Mi. Powiedzieć. Co. To. Jest?
Zoro
patrzył się na kawałek materiału, który leżał na jego krześle. I nie wierzył
własnym oczom. Choć te zwykle go nie zawodziły.
-Fartuszek.
– Mihawk, który właśnie wrócił z łazienki, miał tak samo nieprzeniknioną minę,
jak zawsze, dlatego Roronoa nie mógł rozgryźć czy partner sobie żartuje czy
mówi poważnie. – Prezent od mojej żony. Dość entuzjastycznie przyjęła
informację, że zamierzasz nauczyć się gotować. Podobno gotujący faceci są
seksi.
Ale
Zoro już go nie słuchał. Właśnie dotarło do niego, że będzie musiał skorzystać
z prezentu Perony. Wczorajsze poszukiwania niewiele dały – zamiast z fartuchem,
wyszedł z czteropakiem piwa. Wziął materiał do ręki. To nawet nie byłoby takie
złe… Tylko, dlaczego on musi być tak chamsko różowy?!
Nie
był to kac gigant, budził się już z większym, ale i tak, by w miarę funkcjonować
musiał łyknąć dwie aspiryny. Jednocześnie, z bijącym sercem, sprawdzał telefon.

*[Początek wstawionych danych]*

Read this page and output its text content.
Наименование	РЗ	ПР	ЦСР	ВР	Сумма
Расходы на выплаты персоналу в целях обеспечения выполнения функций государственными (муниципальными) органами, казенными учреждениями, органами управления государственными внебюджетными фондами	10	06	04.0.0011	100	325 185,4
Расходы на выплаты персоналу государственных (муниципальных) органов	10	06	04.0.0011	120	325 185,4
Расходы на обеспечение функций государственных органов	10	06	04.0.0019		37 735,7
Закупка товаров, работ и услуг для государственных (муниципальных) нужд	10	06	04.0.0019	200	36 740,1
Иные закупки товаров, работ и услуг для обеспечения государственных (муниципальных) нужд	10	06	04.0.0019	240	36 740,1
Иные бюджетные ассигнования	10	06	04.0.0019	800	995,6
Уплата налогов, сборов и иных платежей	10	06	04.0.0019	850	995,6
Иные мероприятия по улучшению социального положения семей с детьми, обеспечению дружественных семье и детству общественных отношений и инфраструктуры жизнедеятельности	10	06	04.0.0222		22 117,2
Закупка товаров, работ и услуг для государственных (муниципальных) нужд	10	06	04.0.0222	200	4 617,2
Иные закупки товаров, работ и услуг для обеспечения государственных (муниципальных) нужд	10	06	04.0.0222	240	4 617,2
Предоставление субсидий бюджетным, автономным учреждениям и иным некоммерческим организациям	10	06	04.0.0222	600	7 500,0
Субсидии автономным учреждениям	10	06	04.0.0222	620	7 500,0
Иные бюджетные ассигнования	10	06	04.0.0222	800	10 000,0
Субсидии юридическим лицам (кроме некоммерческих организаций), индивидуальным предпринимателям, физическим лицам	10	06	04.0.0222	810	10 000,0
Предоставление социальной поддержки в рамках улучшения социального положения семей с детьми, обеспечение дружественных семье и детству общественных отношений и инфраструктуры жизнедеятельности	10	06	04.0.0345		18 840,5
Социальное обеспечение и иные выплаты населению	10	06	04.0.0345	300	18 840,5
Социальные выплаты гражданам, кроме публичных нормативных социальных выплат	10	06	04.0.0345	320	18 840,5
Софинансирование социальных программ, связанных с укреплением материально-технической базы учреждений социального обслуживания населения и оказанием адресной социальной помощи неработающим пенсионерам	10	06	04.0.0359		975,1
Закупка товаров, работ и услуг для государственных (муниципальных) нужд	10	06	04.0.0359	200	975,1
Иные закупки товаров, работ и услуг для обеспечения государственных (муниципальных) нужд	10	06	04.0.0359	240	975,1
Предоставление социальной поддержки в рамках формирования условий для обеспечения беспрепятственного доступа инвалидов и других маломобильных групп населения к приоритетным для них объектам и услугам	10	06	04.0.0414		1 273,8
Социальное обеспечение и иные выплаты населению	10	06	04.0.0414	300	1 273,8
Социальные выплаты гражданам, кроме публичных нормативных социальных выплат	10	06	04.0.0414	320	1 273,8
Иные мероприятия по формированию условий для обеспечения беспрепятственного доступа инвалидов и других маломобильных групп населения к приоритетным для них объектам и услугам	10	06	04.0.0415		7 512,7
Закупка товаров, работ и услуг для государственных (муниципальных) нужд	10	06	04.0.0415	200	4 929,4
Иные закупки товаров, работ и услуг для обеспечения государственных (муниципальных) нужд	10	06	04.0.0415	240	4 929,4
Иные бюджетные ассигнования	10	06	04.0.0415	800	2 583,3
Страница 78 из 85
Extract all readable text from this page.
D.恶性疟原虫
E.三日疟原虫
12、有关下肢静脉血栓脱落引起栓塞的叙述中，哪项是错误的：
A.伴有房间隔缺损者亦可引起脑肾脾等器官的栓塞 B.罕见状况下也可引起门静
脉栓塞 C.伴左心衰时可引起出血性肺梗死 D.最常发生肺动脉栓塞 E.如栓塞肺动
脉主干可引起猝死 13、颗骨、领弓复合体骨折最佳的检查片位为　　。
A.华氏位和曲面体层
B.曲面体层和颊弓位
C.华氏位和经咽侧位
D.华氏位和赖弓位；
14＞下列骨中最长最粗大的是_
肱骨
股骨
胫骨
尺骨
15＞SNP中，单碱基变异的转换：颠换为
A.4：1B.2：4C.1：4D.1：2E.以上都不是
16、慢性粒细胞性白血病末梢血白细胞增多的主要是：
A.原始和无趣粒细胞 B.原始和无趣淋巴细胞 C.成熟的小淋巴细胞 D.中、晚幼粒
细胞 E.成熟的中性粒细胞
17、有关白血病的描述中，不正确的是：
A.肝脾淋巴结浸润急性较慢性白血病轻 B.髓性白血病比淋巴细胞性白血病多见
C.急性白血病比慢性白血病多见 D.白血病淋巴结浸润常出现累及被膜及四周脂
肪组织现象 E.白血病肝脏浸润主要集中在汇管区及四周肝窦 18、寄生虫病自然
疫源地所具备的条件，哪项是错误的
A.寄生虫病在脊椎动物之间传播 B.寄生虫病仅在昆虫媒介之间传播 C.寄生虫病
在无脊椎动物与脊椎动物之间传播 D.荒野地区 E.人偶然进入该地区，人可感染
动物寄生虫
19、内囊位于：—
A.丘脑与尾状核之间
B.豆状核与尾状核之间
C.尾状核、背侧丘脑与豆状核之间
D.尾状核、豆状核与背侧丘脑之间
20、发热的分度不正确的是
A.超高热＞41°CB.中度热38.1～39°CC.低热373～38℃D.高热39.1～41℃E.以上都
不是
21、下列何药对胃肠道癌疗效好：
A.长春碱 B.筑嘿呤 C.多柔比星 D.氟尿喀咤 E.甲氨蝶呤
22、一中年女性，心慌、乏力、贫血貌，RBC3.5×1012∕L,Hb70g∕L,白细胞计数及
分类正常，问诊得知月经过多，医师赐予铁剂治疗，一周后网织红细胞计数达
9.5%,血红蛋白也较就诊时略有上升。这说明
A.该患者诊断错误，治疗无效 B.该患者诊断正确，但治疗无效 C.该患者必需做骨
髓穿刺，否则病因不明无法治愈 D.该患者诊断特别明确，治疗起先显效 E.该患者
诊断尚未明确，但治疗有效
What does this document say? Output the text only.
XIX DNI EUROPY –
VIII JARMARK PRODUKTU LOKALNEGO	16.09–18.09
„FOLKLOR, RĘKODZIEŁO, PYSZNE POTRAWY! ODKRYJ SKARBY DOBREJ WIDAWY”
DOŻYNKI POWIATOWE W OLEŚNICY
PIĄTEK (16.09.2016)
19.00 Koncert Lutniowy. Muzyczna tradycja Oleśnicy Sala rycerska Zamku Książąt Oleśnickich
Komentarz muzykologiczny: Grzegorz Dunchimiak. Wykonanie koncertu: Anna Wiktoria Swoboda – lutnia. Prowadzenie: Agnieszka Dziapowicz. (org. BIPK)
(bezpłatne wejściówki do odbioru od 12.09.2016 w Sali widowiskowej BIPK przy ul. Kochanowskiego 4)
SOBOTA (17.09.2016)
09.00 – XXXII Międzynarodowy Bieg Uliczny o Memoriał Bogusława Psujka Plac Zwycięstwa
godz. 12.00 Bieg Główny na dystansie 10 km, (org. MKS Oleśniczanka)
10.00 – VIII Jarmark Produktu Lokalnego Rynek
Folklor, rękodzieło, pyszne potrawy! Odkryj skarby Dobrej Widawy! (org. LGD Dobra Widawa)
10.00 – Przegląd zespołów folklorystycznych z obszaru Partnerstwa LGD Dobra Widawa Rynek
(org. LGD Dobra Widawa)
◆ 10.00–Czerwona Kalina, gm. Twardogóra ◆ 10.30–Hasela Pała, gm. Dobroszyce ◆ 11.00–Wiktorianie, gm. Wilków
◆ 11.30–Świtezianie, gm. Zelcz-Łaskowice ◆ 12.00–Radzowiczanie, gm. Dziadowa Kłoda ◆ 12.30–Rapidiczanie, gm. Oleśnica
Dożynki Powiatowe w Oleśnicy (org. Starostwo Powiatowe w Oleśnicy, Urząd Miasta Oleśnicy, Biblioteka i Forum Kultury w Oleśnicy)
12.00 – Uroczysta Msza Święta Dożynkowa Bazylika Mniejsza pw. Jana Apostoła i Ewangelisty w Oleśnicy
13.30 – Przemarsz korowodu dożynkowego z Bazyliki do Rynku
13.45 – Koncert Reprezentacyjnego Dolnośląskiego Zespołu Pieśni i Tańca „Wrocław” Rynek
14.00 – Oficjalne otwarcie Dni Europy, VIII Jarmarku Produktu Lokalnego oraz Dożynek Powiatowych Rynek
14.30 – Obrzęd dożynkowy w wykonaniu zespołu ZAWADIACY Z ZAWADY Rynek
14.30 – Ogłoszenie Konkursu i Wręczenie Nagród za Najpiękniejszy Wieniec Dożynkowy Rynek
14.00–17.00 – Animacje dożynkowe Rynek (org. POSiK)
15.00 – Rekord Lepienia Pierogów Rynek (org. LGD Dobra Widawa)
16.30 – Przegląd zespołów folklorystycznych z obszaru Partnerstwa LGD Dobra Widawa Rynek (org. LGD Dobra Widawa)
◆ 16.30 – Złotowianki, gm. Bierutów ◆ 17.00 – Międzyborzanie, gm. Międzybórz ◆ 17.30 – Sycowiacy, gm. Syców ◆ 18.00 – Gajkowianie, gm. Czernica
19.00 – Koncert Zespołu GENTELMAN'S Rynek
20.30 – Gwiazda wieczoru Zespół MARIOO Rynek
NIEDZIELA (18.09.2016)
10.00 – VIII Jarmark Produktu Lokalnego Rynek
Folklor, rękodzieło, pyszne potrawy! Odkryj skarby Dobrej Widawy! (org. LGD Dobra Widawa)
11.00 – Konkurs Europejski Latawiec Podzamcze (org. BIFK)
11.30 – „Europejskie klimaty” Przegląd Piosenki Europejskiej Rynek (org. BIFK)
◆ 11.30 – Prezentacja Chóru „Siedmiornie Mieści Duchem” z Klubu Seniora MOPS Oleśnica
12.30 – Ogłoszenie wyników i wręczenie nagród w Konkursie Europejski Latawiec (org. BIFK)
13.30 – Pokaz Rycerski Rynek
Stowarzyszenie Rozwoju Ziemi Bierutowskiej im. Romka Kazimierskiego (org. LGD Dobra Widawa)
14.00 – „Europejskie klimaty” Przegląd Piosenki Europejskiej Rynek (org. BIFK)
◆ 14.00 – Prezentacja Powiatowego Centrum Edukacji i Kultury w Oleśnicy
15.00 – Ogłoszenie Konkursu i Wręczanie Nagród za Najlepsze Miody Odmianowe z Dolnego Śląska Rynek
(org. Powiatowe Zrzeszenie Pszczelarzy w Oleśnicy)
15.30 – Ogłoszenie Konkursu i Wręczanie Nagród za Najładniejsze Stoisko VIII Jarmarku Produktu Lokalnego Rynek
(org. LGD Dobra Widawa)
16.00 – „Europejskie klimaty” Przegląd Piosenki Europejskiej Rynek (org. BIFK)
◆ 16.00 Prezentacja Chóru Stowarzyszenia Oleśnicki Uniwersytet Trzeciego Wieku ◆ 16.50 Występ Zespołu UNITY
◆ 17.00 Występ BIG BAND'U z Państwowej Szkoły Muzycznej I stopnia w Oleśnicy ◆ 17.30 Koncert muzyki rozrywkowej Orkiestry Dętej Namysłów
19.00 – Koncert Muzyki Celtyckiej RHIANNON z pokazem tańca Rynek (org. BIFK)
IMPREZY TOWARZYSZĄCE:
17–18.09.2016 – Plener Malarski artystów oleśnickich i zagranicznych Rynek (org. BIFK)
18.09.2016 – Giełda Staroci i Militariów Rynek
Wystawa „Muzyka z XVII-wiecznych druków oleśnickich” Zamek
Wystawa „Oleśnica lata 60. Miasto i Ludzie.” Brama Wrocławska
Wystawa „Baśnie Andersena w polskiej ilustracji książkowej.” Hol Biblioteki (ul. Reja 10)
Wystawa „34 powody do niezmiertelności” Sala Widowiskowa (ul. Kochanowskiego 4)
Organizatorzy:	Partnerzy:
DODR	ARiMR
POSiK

Z miejsca, gdzie rzeczywistość mieszała mu się z pijackimi majakami dość
wyraźnie przebijało się wspomnienie o wspaniałych pomysłach, jakie nawiedzały
go wraz z kolejnym kieliszkiem. I należało wspomnieć, że zadzwonienie do
właściciela mieszkania i nazwanie go starym zapijaczonym skąpiradłem z
impotencją, nie było na szczycie listy.
Westchnął
z ulgą. Na szczęście dla niego, na pomysłach się skończyło i nie zrealizował żadnego
ze swoich zamiarów.
Uspokojony,
co do własnej przyszłości, sięgnął po telefon przyjaciela. Dobrze pamiętał, że
nie tylko do niego przyszły głupie pomysły. Usopp, wciąż chory ze strachu,
stwierdził na ten przykład, że nie ma zamiaru się oświadczać i dostać kosza. A najlepsze,
co może zrobić w tej sytuacji to zerwać z Kayą i wyjechać do Tybetu hodować
jaki. O ile Kaya dałaby sobie wytłumaczyć, że ukochany majaczy ze stresu i
pewnie wybaczyłaby mu, to anulowanie rezerwacji biletów lotniczych mogło stanowić
większe wyzwanie. Na szczęście, Usoppowi, podobnie jak jemu, zabrakło jaj żeby
wprowadzić plany w życie.
Odłożył
telefon, trochę z ulgą a trochę z… żalem. Jak widać nawet po pijaków żaden z
nich nie jest w stanie zrobić nic szalonego.
-Oprócz
wymyślenia jakiegoś debilnego kursu – warknął. W tej samej chwili Usopp
wymamrotał coś przez sen, jednak bez wyraźnych oznak, że ma zamiar powrócić do
świata żywych. W takiej sytuacji najlepszym wyjściem była kąpiel. A kiedy
wyjdzie, być może, kumpel się obudzi. Jak nie, to on mu pomoże. Później razem
zdecydują, czy będą ryzykować jakikolwiek posiłek.
Po
drodze do łazienki jedna myśl nie dawała mu spokoju, chociaż bardzo starał się
ją zagłuszyć. Czy nie pozwolił sobie na zbytnią szczerość podczas rozmowy z
przyjacielem? A jeśli tak, to ile z tego będzie pamiętał Usopp. Miał nadzieję,
że nic.
Nie
zgubił się. Nie spóźnił się. Nawet był pierwszy. Co zapowiadało pewien sukces.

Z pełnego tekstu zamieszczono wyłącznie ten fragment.